Tracing
Track agent behavior and evaluate performance in real-time with OpenTelemetry-based tracing.
Tracing provides comprehensive observability for your AI agents, automatically capturing execution traces, spans, and performance metrics. All tracing is built on OpenTelemetry standards, so you can monitor agent behavior regardless of implementation language.

Quickstart
Initialize the Tracer
from judgeval.tracer import Tracer
judgment = Tracer(project_name="default_project")import { Judgeval } from "judgeval";
const client = Judgeval.create();
const tracer = await client.nodeTracer.create({
projectName: "default_project",
});Trace your Agent
Tracing captures your agent's inputs, outputs, tool calls, and LLM calls to help you debug and analyze agent behavior.
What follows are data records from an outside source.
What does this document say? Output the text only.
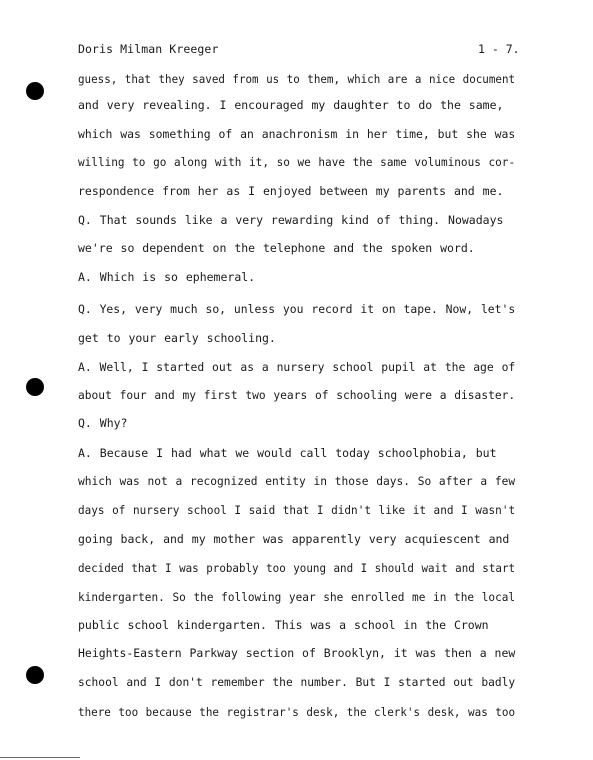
Doris Milman Kreeger	1 - 7.
guess, that they saved from us to them, which are a nice document
and very revealing. I encouraged my daughter to do the same,
which was something of an anachronism in her time, but she was
willing to go along with it, so we have the same voluminous cor-
respondence from her as I enjoyed between my parents and me.
Q. That sounds like a very rewarding kind of thing. Nowadays
we're so dependent on the telephone and the spoken word.
A. Which is so ephemeral.
Q. Yes, very much so, unless you record it on tape. Now, let's
get to your early schooling.
A. Well, I started out as a nursery school pupil at the age of
about four and my first two years of schooling were a disaster.
Q. Why?
A. Because I had what we would call today schoolphobia, but
which was not a recognized entity in those days. So after a few
days of nursery school I said that I didn't like it and I wasn't
going back, and my mother was apparently very acquiescent and
decided that I was probably too young and I should wait and start
kindergarten. So the following year she enrolled me in the local
public school kindergarten. This was a school in the Crown
Heights-Eastern Parkway section of Brooklyn, it was then a new
school and I don't remember the number. But I started out badly
there too because the registrar's desk, the clerk's desk, was too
To properly trace your agent, use @judgment.observe() decorator on all functions and tools of your agent, including LLM calls.
from openai import OpenAI
from judgeval.tracer import Tracer
import time
judgment = Tracer(project_name="default_project")
client = OpenAI()
@judgment.observe(span_type="tool")
def format_task(question: str) -> str:
time.sleep(0.5)
return f"Please answer the following question: {question}"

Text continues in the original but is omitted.